Since I lost just about everything paper in a couple of floods years back, I'm going to have to approximate what one of my old journal entries would have been like.
One day in 1974
I've been seeing the deacon's daughter for three years now. I love playing in band with her and love running around backstage with her pretending to be spies finding the secrets of the underground bunker (it was an abandoned fall out shelter). I love her, but I'll probably never live up to her father's standards seeing how he's a rich bank accountant, but I don't care about that. One thing that I'm about fed up with, though, is her not wanting to have sex because she's saving herself for Jesus and just knows that he's returning any day now. My hormones are raging and holding her hot body next to mine nearly drives me through the roof! I have half a mind to tell her, "Jesus is in me, so let me part the waters." If she says no one more time, I think I'm going to shoot myself.
Ok, so that didn't work out. We both went off to separate colleges. I was really heartbroken over her rejection and proceeded to make up for lost time. I got hold of a really wild one and she taught me quite a bit.

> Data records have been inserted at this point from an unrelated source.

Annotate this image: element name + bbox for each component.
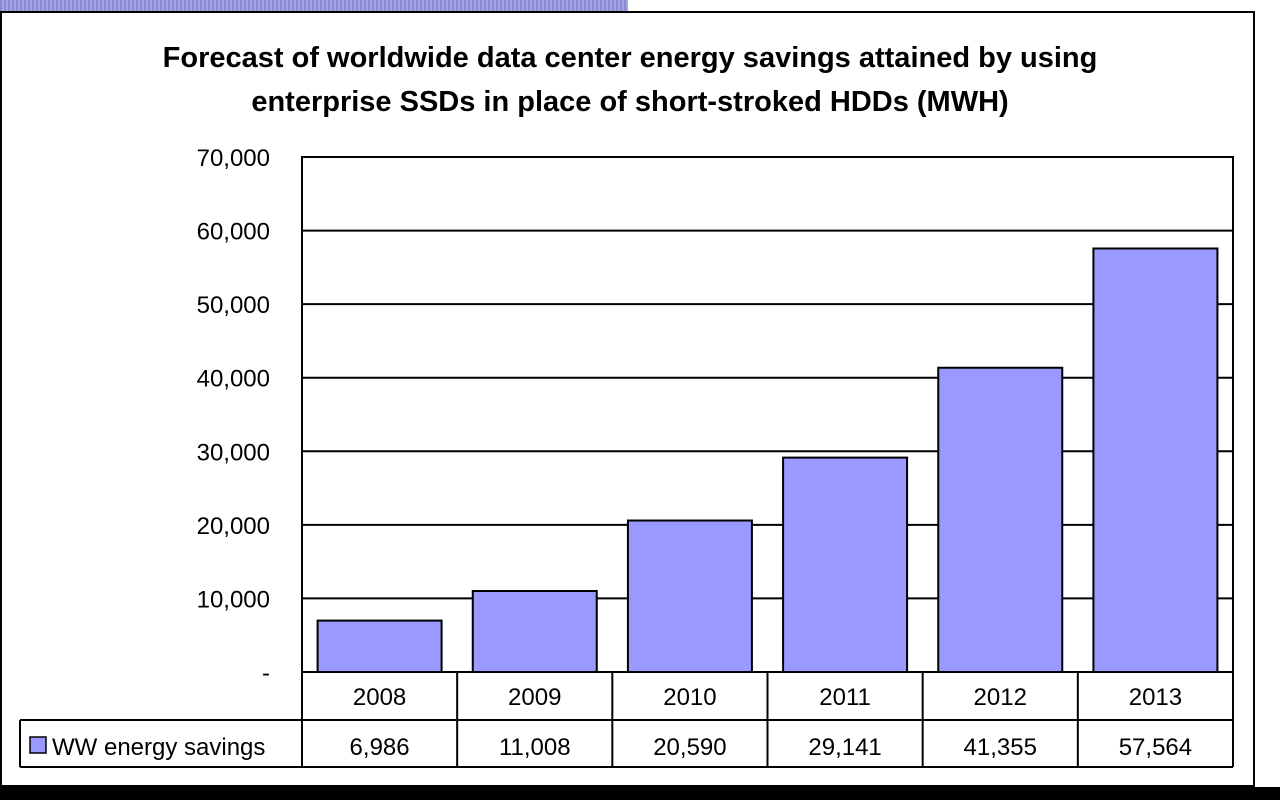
data-label: 57,564: [1119, 734, 1192, 761]
bar: [1092, 247, 1219, 673]
data-label: 41,355: [964, 734, 1037, 761]
y-tick-label: 50,000: [197, 292, 270, 319]
x-tick-label: 2011: [819, 684, 871, 711]
legend-swatch: [29, 736, 47, 754]
x-tick-label: 2013: [1129, 684, 1182, 711]
y-tick-label: 10,000: [197, 586, 270, 613]
bar: [316, 619, 443, 674]
chart-title: Forecast of worldwide data center energy…: [162, 42, 1098, 118]
bar: [626, 519, 753, 673]
bar: [782, 456, 909, 673]
y-tick-label: 40,000: [197, 366, 270, 393]
x-tick-label: 2008: [353, 684, 406, 711]
bottom-decorative-strip: [0, 787, 1280, 800]
bar: [471, 590, 598, 673]
plot-area: [302, 157, 1233, 672]
bar: [937, 366, 1064, 673]
top-decorative-strip: [0, 0, 628, 12]
x-tick-label: 2009: [508, 684, 561, 711]
legend-label: WW energy savings: [52, 734, 265, 761]
data-label: 29,141: [808, 734, 881, 761]
x-tick-label: 2012: [974, 684, 1027, 711]
y-tick-label: 30,000: [197, 439, 270, 466]
data-label: 20,590: [653, 734, 726, 761]
y-tick-label: 20,000: [197, 513, 270, 540]
data-label: 6,986: [350, 734, 410, 761]
data-label: 11,008: [499, 734, 571, 761]
y-tick-label: 70,000: [197, 145, 270, 172]
x-tick-label: 2010: [663, 684, 716, 711]
y-tick-label: -: [262, 660, 270, 687]
y-tick-label: 60,000: [197, 219, 270, 246]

When the wild one and I parted, I decided to be a little wild myself. A year after that, I met the woman whom I was with until she died.
I saw my high school sweetheart again a couple years back and she was still claiming to be a virgin. Somehow, a 55 year old virgin didn't interest me, as lovely as she still is. I figure she must have some real hang-ups if she hadn't gotten laid by now. When I was in the hospital recovering from my CABG (coronary artery bypass grafting), she came to visit me and apologized for breaking my heart. That seemed pretty strange and while I was there, I just said thanks and pretended not to care. After she left and no one was in the room, I thought about it for a minute and suddenly broke out in tears.